You may have heard of GitHub Issues, a built-in tracking tool that is available with every GitHub repository, but have you considered how helpful GitHub Issues may be when working on personal projects? Before starting a new project, you likely have at least a vague idea of what you want it to look like and what features you want to implement. It’s also likely that you do not have a particularly detailed step-by-step plan. This can sometimes result in frustration - you may have to start over a few times when implementing a new feature, or rearrange your project structure several times, just because a clear plan was not in place from the beginning. Sounds familiar? GitHub Issues can help solve these problems.

GitHub Issues is a tracking tool that is built-in with all GitHub repositories. Do not assume that the word “issue” here has a negative connotation, issues can be a good thing and GitHub Issues can be used to track and document every feature you want to implement in your project. Information included in each Issue can be as detailed or as high-level as you prefer. For example, one of your Issues can be “A user should be able to toggle between a list and a detailed view.” That may sounds simple enough, but GitHub Issues allows you to add as much or as little information as you’d like, so you may choose to specify exactly how you’d like the toggle button to look, what color the selected text should be, and any other details you’d like to include.

GitHub Issues is a great way to keep track of what features have been implements and what is still outstanding. For example, you can create a new branch for every Issue on your list, work on that feature, merge it into the main branch, and then close out the Issue. If you put down your project for a bit and then get back to it later, you’ll be able to quickly get up to speed on what features have been implemented and what else is still outstanding.

Lastly, GitHub Issues is a great way to tell the story of your project. You can plan out your Issues such that each one corresponds to a feature you want to implement and each new one builds on the previous Issues. The very first Issue you open in your project can be something very basic, such as “The name of the website should appear at the top of the page.” While the last Issue can signify the end of the project, for example, “The website should look professional and welcoming.” All the Issues in between these two will tell the story of how your project grew and progressed to the “professional and welcoming” final look.
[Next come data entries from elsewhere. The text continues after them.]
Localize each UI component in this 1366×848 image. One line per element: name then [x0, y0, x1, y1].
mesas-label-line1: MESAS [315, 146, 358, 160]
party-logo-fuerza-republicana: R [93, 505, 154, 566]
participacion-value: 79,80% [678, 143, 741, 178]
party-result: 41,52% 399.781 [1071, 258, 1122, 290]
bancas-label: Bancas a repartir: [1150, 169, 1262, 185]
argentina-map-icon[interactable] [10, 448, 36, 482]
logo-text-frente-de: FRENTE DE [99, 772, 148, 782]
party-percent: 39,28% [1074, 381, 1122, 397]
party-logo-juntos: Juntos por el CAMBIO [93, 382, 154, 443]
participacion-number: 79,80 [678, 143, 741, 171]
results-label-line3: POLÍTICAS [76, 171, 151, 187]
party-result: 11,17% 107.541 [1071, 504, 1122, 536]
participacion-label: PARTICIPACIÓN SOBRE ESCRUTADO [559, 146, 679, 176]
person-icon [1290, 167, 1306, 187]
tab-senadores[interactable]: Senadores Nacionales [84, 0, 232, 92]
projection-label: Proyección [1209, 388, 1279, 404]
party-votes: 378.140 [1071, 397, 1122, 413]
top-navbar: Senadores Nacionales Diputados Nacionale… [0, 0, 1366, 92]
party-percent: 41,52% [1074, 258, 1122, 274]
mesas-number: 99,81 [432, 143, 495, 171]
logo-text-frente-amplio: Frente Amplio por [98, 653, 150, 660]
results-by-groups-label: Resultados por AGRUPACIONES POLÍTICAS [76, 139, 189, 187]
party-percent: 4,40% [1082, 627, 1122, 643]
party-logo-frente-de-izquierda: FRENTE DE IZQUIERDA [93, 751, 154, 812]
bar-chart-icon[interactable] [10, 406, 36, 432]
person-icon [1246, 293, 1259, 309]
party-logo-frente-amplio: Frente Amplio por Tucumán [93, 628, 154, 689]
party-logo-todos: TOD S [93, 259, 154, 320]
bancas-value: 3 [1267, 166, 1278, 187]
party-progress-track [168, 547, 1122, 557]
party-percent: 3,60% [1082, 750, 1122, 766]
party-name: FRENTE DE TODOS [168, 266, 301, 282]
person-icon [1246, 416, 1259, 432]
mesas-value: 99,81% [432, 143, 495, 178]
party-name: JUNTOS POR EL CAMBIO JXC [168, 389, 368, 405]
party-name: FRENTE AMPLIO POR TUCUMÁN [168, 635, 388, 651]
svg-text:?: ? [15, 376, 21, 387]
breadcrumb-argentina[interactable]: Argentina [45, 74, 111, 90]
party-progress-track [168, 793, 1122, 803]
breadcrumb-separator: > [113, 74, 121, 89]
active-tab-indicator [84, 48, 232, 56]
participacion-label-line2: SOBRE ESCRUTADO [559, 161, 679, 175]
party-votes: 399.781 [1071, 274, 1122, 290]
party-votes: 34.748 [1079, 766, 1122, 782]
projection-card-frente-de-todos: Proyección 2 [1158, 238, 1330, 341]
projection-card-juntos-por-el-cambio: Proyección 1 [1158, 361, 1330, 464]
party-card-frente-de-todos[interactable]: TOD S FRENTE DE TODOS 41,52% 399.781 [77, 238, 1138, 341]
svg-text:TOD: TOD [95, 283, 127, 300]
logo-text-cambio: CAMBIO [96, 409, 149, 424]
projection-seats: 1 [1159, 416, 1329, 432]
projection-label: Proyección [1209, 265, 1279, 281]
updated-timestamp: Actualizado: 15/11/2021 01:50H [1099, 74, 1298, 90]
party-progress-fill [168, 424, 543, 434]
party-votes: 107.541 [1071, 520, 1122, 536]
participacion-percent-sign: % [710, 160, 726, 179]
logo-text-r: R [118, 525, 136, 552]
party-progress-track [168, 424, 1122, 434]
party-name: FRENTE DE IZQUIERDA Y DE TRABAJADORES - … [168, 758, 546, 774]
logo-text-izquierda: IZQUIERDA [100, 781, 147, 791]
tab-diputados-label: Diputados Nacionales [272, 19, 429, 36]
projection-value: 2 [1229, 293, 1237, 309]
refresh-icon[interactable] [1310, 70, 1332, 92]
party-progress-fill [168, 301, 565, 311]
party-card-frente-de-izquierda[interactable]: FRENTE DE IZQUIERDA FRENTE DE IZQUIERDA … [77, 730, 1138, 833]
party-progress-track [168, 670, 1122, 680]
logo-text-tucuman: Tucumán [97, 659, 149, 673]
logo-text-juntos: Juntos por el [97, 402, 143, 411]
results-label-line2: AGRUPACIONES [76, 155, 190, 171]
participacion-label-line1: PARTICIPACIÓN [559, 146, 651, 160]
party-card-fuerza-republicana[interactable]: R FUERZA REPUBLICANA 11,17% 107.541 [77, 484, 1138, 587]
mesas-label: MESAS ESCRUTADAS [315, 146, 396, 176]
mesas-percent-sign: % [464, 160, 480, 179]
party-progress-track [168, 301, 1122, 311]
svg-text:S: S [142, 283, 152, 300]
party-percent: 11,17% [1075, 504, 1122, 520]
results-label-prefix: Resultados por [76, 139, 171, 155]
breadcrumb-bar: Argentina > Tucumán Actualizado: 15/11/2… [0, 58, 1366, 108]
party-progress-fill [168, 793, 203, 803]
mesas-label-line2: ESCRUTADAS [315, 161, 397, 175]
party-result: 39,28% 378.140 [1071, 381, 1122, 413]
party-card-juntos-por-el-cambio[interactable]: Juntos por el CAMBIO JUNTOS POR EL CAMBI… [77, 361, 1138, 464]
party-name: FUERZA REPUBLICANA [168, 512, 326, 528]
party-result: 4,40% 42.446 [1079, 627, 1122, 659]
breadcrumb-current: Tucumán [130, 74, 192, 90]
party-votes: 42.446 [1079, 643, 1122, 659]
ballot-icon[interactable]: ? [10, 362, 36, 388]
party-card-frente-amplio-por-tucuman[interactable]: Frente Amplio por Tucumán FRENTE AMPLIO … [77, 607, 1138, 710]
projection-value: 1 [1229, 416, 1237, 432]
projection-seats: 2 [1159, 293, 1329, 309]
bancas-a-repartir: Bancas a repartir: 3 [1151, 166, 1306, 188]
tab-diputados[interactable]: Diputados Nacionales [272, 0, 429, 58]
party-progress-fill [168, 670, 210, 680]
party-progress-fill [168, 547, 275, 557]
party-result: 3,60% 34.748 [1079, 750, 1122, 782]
GitHub Issues is an excellent way to keep track of your plans and can help “tell the story” of your project. GitHub Issues offers a lot of great features, such as the ability to create a new branch for every Issue, automatically close out Issues when the branch is merged, assign and re-assign Issues, search and filter Issues, etc. GitHub has an excellent guide that will help you get familiar with all the features and I hope you consider using GitHub Issues for your next project.